Las Vegas Sun

April 19, 2024

Meet restaurateur John Simmons:

Perseverance pays off for Firefly owner

John Simmons

Steve Marcus

John Simmons, owner of Firefly, opened his downtown location in August 2009.

Firefly Sparks Downtown

John Simmons, creator and owner of Firefly Las Vegas, shares his plans for the second Firefly Tapas Restaurant, inside the bubble in the front of the Plaza Hotel and Casino.

In 2003, when John Simmons opened Firefly restaurant on Paradise Road, he had to dig into his couch for loose change, take money out of the bar till every night and write IOUs to his waiters because he needed their tip money to keep the place open.

To be able to feed his few initial diners, he “would scrape together as much food as we could for the night — three steaks, two chickens — that’s how bad it was. For the first six to eight months, it was a living hell,” Simmons says.

The 42-year-old’s first restaurant, just off the Strip, is practically a Las Vegas institution. Go there almost any night of the week and it is packed with tourists, locals, young, old, hipsters and hippies.

In August, in the midst of the brutal recession, Simmons opened another Firefly and in the most unlikely of places — the Plaza — that’s right, the old stalwart on the far west end of the Fremont Street Experience in downtown Las Vegas.

Many who watched Simmons make the move considered it a mistake.

Very quickly, however, the new Firefly has become a hot spot.

“I think the down economy has actually helped me a little bit,” Simmons says. “I’ve got a $35 average check for dinner with drinks, and that’s tough to beat for the experience. I don’t do bargains or specials, because I’ve always had good value. And I happen to love the Dome.”

The Dome is the flying saucer-shaped space that juts out of the Plaza’s second floor and overlooks Fremont Street. During a video montage at the beginning of “Casino,” actors Robert De Niro and Sharon Stone are seen sitting in the Dome during its heyday. But in recent years, until Simmons came in, the place stayed empty.

“It was just underutilized and now I’m driving 200 to 500 more people through here a day, and 90 percent of them would have never come here before,” Simmons says.

He lives in downtown Las Vegas, in the Huntridge neighborhood, because it’s the one part of Las Vegas that most reminds him of Homewood, Ill., the south Chicago suburb where he grew up.
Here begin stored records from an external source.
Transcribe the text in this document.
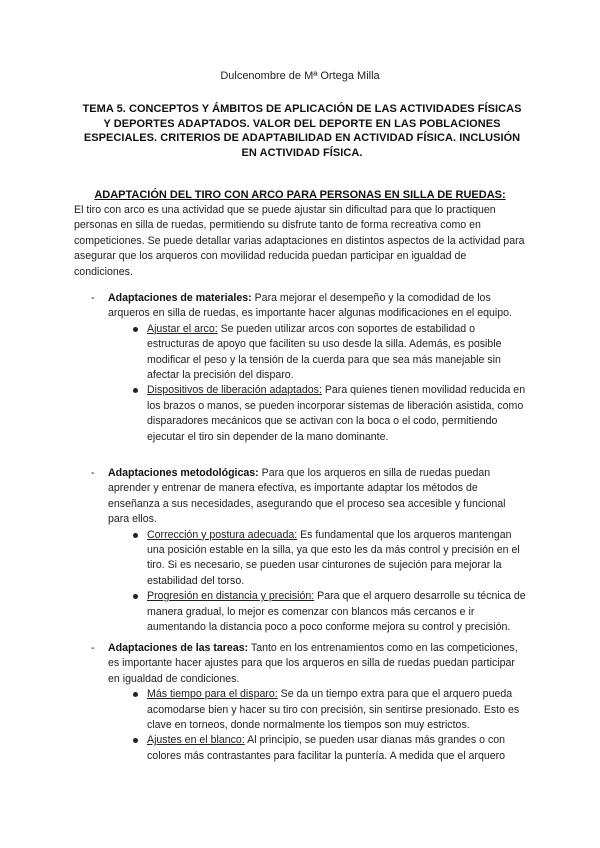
Dulcenombre de Mª Ortega Milla
TEMA 5. CONCEPTOS Y ÁMBITOS DE APLICACIÓN DE LAS ACTIVIDADES FÍSICAS Y DEPORTES ADAPTADOS. VALOR DEL DEPORTE EN LAS POBLACIONES ESPECIALES. CRITERIOS DE ADAPTABILIDAD EN ACTIVIDAD FÍSICA. INCLUSIÓN EN ACTIVIDAD FÍSICA.
ADAPTACIÓN DEL TIRO CON ARCO PARA PERSONAS EN SILLA DE RUEDAS:
El tiro con arco es una actividad que se puede ajustar sin dificultad para que lo practiquen personas en silla de ruedas, permitiendo su disfrute tanto de forma recreativa como en competiciones. Se puede detallar varias adaptaciones en distintos aspectos de la actividad para asegurar que los arqueros con movilidad reducida puedan participar en igualdad de condiciones.
- Adaptaciones de materiales: Para mejorar el desempeño y la comodidad de los arqueros en silla de ruedas, es importante hacer algunas modificaciones en el equipo.
Ajustar el arco: Se pueden utilizar arcos con soportes de estabilidad o estructuras de apoyo que faciliten su uso desde la silla. Además, es posible modificar el peso y la tensión de la cuerda para que sea más manejable sin afectar la precisión del disparo.
Dispositivos de liberación adaptados: Para quienes tienen movilidad reducida en los brazos o manos, se pueden incorporar sistemas de liberación asistida, como disparadores mecánicos que se activan con la boca o el codo, permitiendo ejecutar el tiro sin depender de la mano dominante.
- Adaptaciones metodológicas: Para que los arqueros en silla de ruedas puedan aprender y entrenar de manera efectiva, es importante adaptar los métodos de enseñanza a sus necesidades, asegurando que el proceso sea accesible y funcional para ellos.
Corrección y postura adecuada: Es fundamental que los arqueros mantengan una posición estable en la silla, ya que esto les da más control y precisión en el tiro. Si es necesario, se pueden usar cinturones de sujeción para mejorar la estabilidad del torso.
Progresión en distancia y precisión: Para que el arquero desarrolle su técnica de manera gradual, lo mejor es comenzar con blancos más cercanos e ir aumentando la distancia poco a poco conforme mejora su control y precisión.
- Adaptaciones de las tareas: Tanto en los entrenamientos como en las competiciones, es importante hacer ajustes para que los arqueros en silla de ruedas puedan participar en igualdad de condiciones.
Más tiempo para el disparo: Se da un tiempo extra para que el arquero pueda acomodarse bien y hacer su tiro con precisión, sin sentirse presionado. Esto es clave en torneos, donde normalmente los tiempos son muy estrictos.
Ajustes en el blanco: Al principio, se pueden usar dianas más grandes o con colores más contrastantes para facilitar la puntería. A medida que el arquero
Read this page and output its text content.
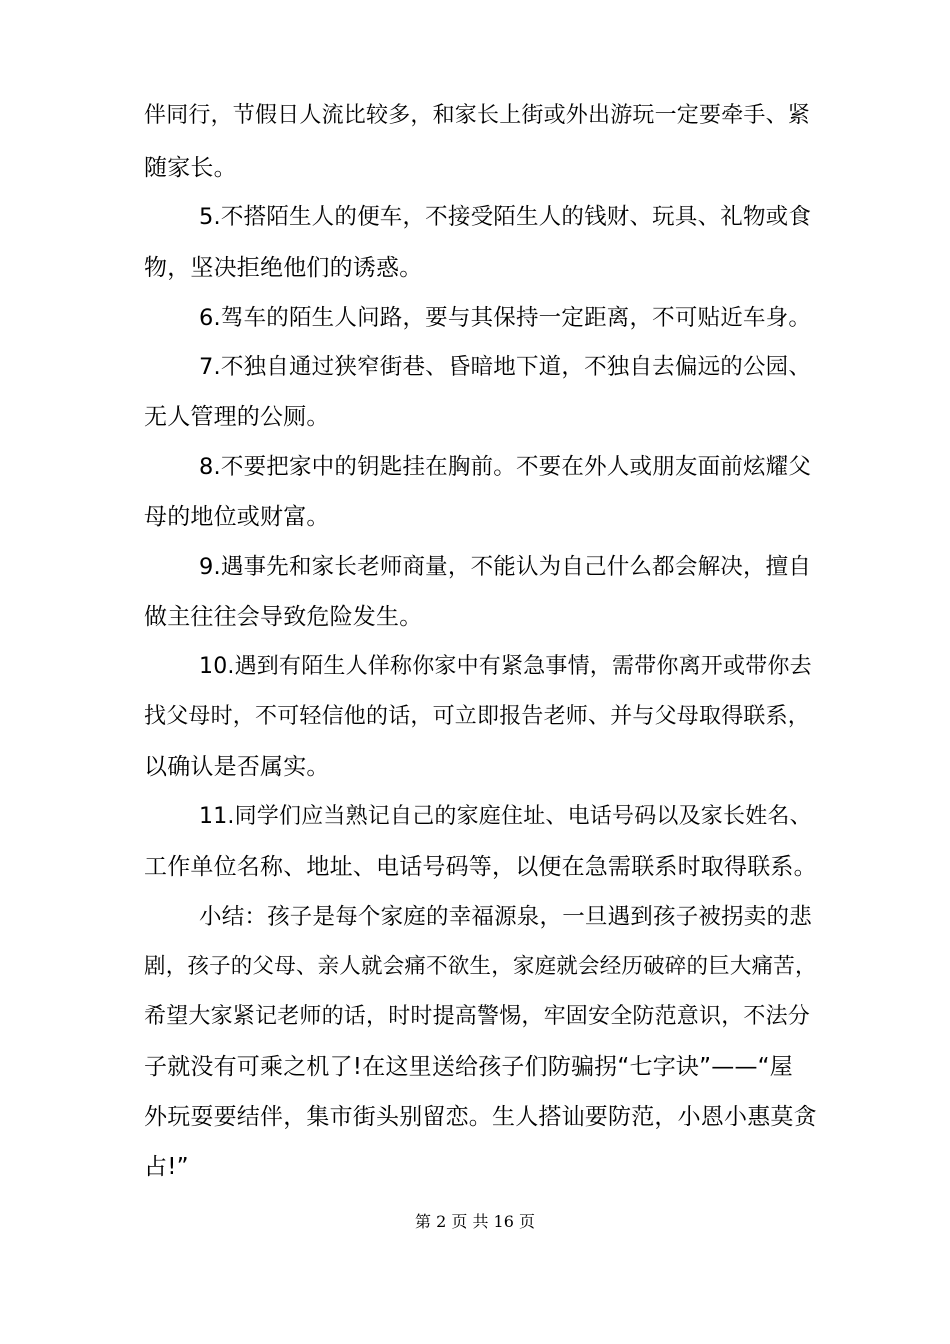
伴同行，节假日人流比较多，和家长上街或外出游玩一定要牵手、紧
随家长。
5.不搭陌生人的便车，不接受陌生人的钱财、玩具、礼物或食
物，坚决拒绝他们的诱惑。
6.驾车的陌生人问路，要与其保持一定距离，不可贴近车身。
7.不独自通过狭窄街巷、昏暗地下道，不独自去偏远的公园、
无人管理的公厕。
8.不要把家中的钥匙挂在胸前。不要在外人或朋友面前炫耀父
母的地位或财富。
9.遇事先和家长老师商量，不能认为自己什么都会解决，擅自
做主往往会导致危险发生。
10.遇到有陌生人佯称你家中有紧急事情，需带你离开或带你去
找父母时，不可轻信他的话，可立即报告老师、并与父母取得联系，
以确认是否属实。
11.同学们应当熟记自己的家庭住址、电话号码以及家长姓名、
工作单位名称、地址、电话号码等，以便在急需联系时取得联系。
小结：孩子是每个家庭的幸福源泉，一旦遇到孩子被拐卖的悲
剧，孩子的父母、亲人就会痛不欲生，家庭就会经历破碎的巨大痛苦，
希望大家紧记老师的话，时时提高警惕，牢固安全防范意识，不法分
子就没有可乘之机了!在这里送给孩子们防骗拐“七字诀”——“屋
外玩耍要结伴，集市街头别留恋。生人搭讪要防范，小恩小惠莫贪
占!”
第 2 页 共 16 页
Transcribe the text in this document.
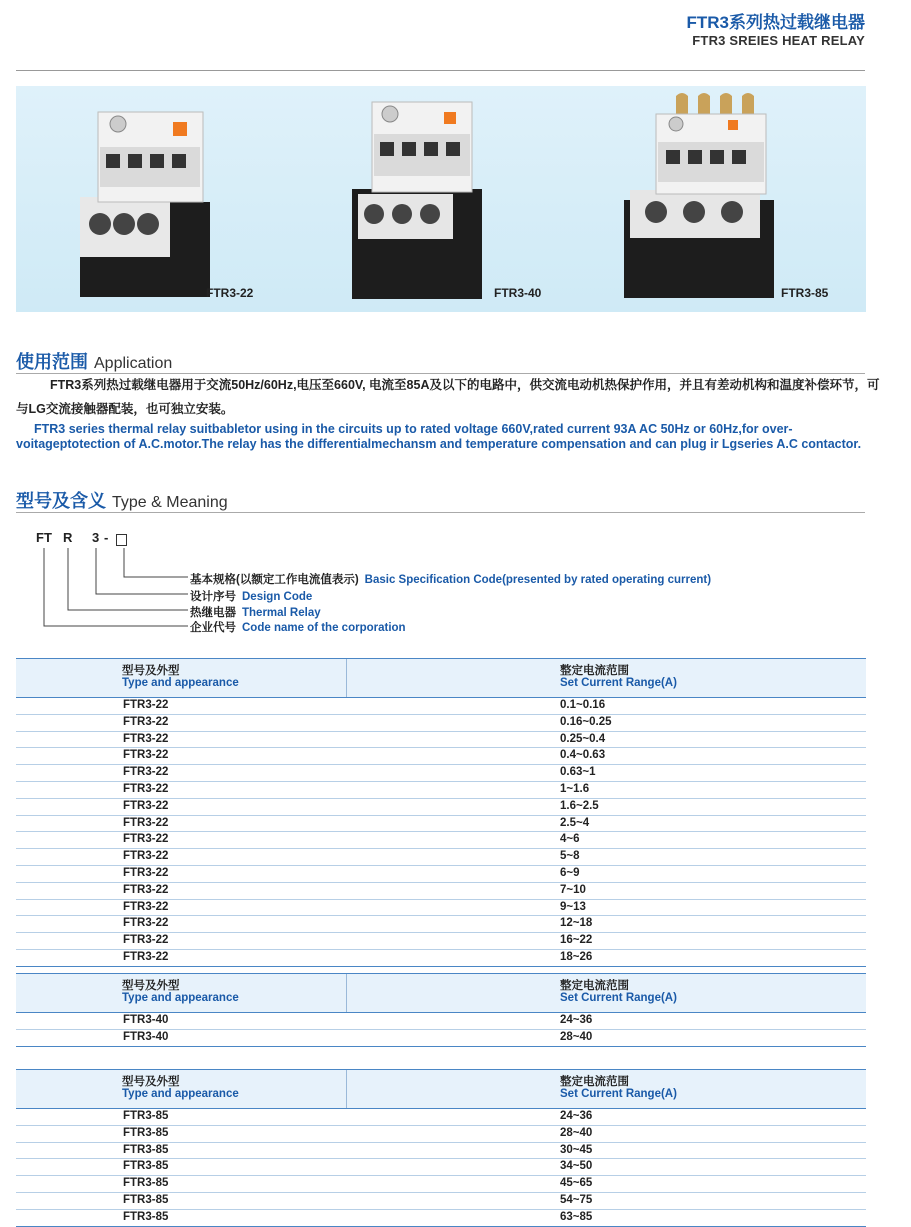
FTR3系列热过载继电器
FTR3 SREIES HEAT RELAY
FTR3-22	FTR3-40	FTR3-85
使用范围 Application
FTR3系列热过载继电器用于交流50Hz/60Hz,电压至660V, 电流至85A及以下的电路中，供交流电动机热保护作用，并且有差动机构和温度补偿环节，可与LG交流接触器配装，也可独立安装。
FTR3 series thermal relay suitbabletor using in the circuits up to rated voltage 660V,rated current 93A AC 50Hz or 60Hz,for over-voitageptotection of A.C.motor.The relay has the differentialmechansm and temperature compensation and can plug ir Lgseries A.C contactor.
型号及含义 Type & Meaning
FT R 3 -
基本规格(以额定工作电流值表示) Basic Specification Code(presented by rated operating current)
设计序号 Design Code
热继电器 Thermal Relay
企业代号 Code name of the corporation
型号及外型
Type and appearance
整定电流范围
Set Current Range(A)
FTR3-22	0.1~0.16
FTR3-22	0.16~0.25
FTR3-22	0.25~0.4
FTR3-22	0.4~0.63
FTR3-22	0.63~1
FTR3-22	1~1.6
FTR3-22	1.6~2.5
FTR3-22	2.5~4
FTR3-22	4~6
FTR3-22	5~8
FTR3-22	6~9
FTR3-22	7~10
FTR3-22	9~13
FTR3-22	12~18
FTR3-22	16~22
FTR3-22	18~26
型号及外型
Type and appearance
整定电流范围
Set Current Range(A)
FTR3-40	24~36
FTR3-40	28~40
型号及外型
Type and appearance
整定电流范围
Set Current Range(A)
FTR3-85	24~36
FTR3-85	28~40
FTR3-85	30~45
FTR3-85	34~50
FTR3-85	45~65
FTR3-85	54~75
FTR3-85	63~85
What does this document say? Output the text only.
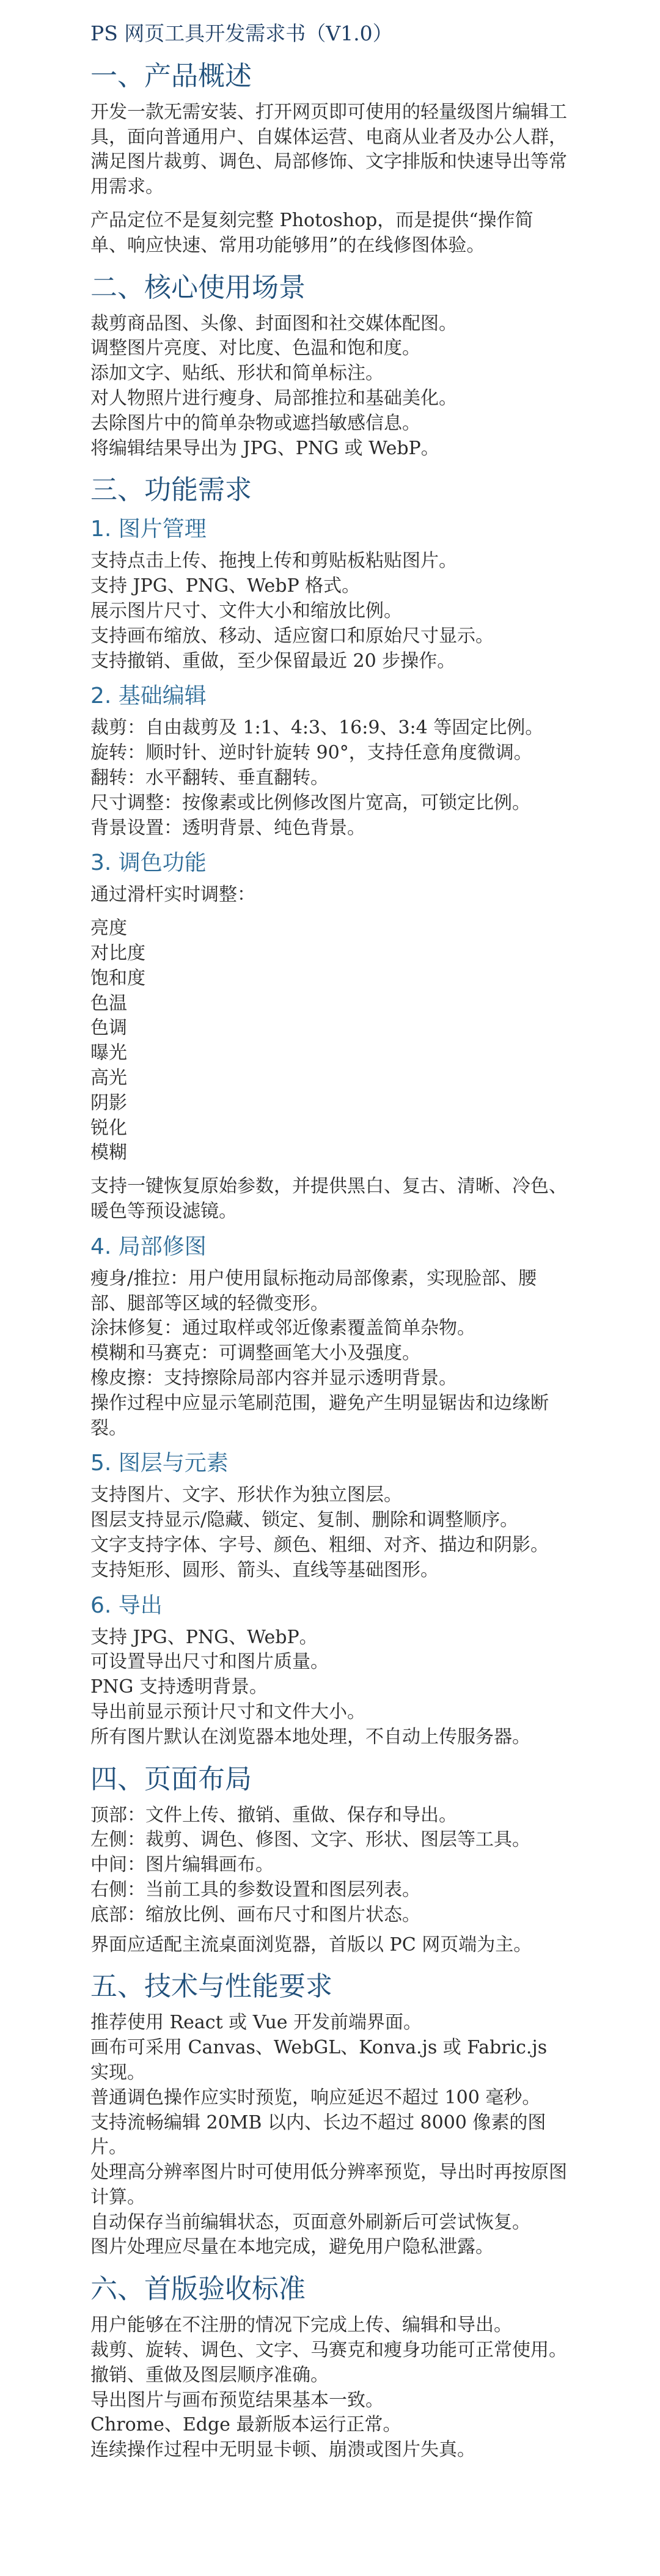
PS 网页工具开发需求书（V1.0）
一、产品概述

开发一款无需安装、打开网页即可使用的轻量级图片编辑工具，面向普通用户、自媒体运营、电商从业者及办公人群，满足图片裁剪、调色、局部修饰、文字排版和快速导出等常用需求。

产品定位不是复刻完整 Photoshop，而是提供“操作简单、响应快速、常用功能够用”的在线修图体验。

二、核心使用场景

裁剪商品图、头像、封面图和社交媒体配图。

调整图片亮度、对比度、色温和饱和度。

添加文字、贴纸、形状和简单标注。

对人物照片进行瘦身、局部推拉和基础美化。

去除图片中的简单杂物或遮挡敏感信息。

将编辑结果导出为 JPG、PNG 或 WebP。

三、功能需求
1. 图片管理

支持点击上传、拖拽上传和剪贴板粘贴图片。

支持 JPG、PNG、WebP 格式。

展示图片尺寸、文件大小和缩放比例。

支持画布缩放、移动、适应窗口和原始尺寸显示。

支持撤销、重做，至少保留最近 20 步操作。

2. 基础编辑

裁剪：自由裁剪及 1:1、4:3、16:9、3:4 等固定比例。

旋转：顺时针、逆时针旋转 90°，支持任意角度微调。

翻转：水平翻转、垂直翻转。

尺寸调整：按像素或比例修改图片宽高，可锁定比例。

背景设置：透明背景、纯色背景。

3. 调色功能

通过滑杆实时调整：

亮度

对比度

饱和度

色温

色调

曝光

高光

阴影

锐化

模糊

支持一键恢复原始参数，并提供黑白、复古、清晰、冷色、暖色等预设滤镜。

4. 局部修图

瘦身/推拉：用户使用鼠标拖动局部像素，实现脸部、腰部、腿部等区域的轻微变形。

涂抹修复：通过取样或邻近像素覆盖简单杂物。

模糊和马赛克：可调整画笔大小及强度。

橡皮擦：支持擦除局部内容并显示透明背景。

操作过程中应显示笔刷范围，避免产生明显锯齿和边缘断裂。

5. 图层与元素

支持图片、文字、形状作为独立图层。

图层支持显示/隐藏、锁定、复制、删除和调整顺序。

文字支持字体、字号、颜色、粗细、对齐、描边和阴影。

支持矩形、圆形、箭头、直线等基础图形。

6. 导出

支持 JPG、PNG、WebP。

可设置导出尺寸和图片质量。

PNG 支持透明背景。

导出前显示预计尺寸和文件大小。

所有图片默认在浏览器本地处理，不自动上传服务器。

四、页面布局

顶部：文件上传、撤销、重做、保存和导出。

左侧：裁剪、调色、修图、文字、形状、图层等工具。

中间：图片编辑画布。

右侧：当前工具的参数设置和图层列表。

底部：缩放比例、画布尺寸和图片状态。

界面应适配主流桌面浏览器，首版以 PC 网页端为主。

五、技术与性能要求

推荐使用 React 或 Vue 开发前端界面。

画布可采用 Canvas、WebGL、Konva.js 或 Fabric.js 实现。

普通调色操作应实时预览，响应延迟不超过 100 毫秒。

支持流畅编辑 20MB 以内、长边不超过 8000 像素的图片。

处理高分辨率图片时可使用低分辨率预览，导出时再按原图计算。

自动保存当前编辑状态，页面意外刷新后可尝试恢复。

图片处理应尽量在本地完成，避免用户隐私泄露。

六、首版验收标准

用户能够在不注册的情况下完成上传、编辑和导出。

裁剪、旋转、调色、文字、马赛克和瘦身功能可正常使用。

撤销、重做及图层顺序准确。

导出图片与画布预览结果基本一致。

Chrome、Edge 最新版本运行正常。

连续操作过程中无明显卡顿、崩溃或图片失真。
The son of a trucking-business owner, Simmons graduated from the University of Illinois with a degree in economics. But he always loved cooking, which helped put him through college.

At a trim 5-foot-10 and 175 pounds, he hardly looks like a cook. He plays slow-pitch softball — his Firefly team has three championships. But he spends more time drinking wine, reading science fiction — and poring over cookbooks.

He had a gig as a chef at Paris Las Vegas’ Mon Ami Gabi from its 1999 opening until he struck out on his own — and nearly struck out like so many other would-be restaurateurs do.

When things were bad, his perseverance didn’t stem from his belief in his idea. Instead, “it was about every uncle and aunt and friend I knew who gave me $5,000 for a few shares,” he says. “I couldn’t let them down.” He vowed to do the best he could, but envisioned being forced to leave town within a few months and “never opening another business again.”

Six years later, and with his second Firefly having beaten even bigger odds, he almost has to pinch himself.

“It’s strange and I’m still kind of catching my breath from the whole experience.”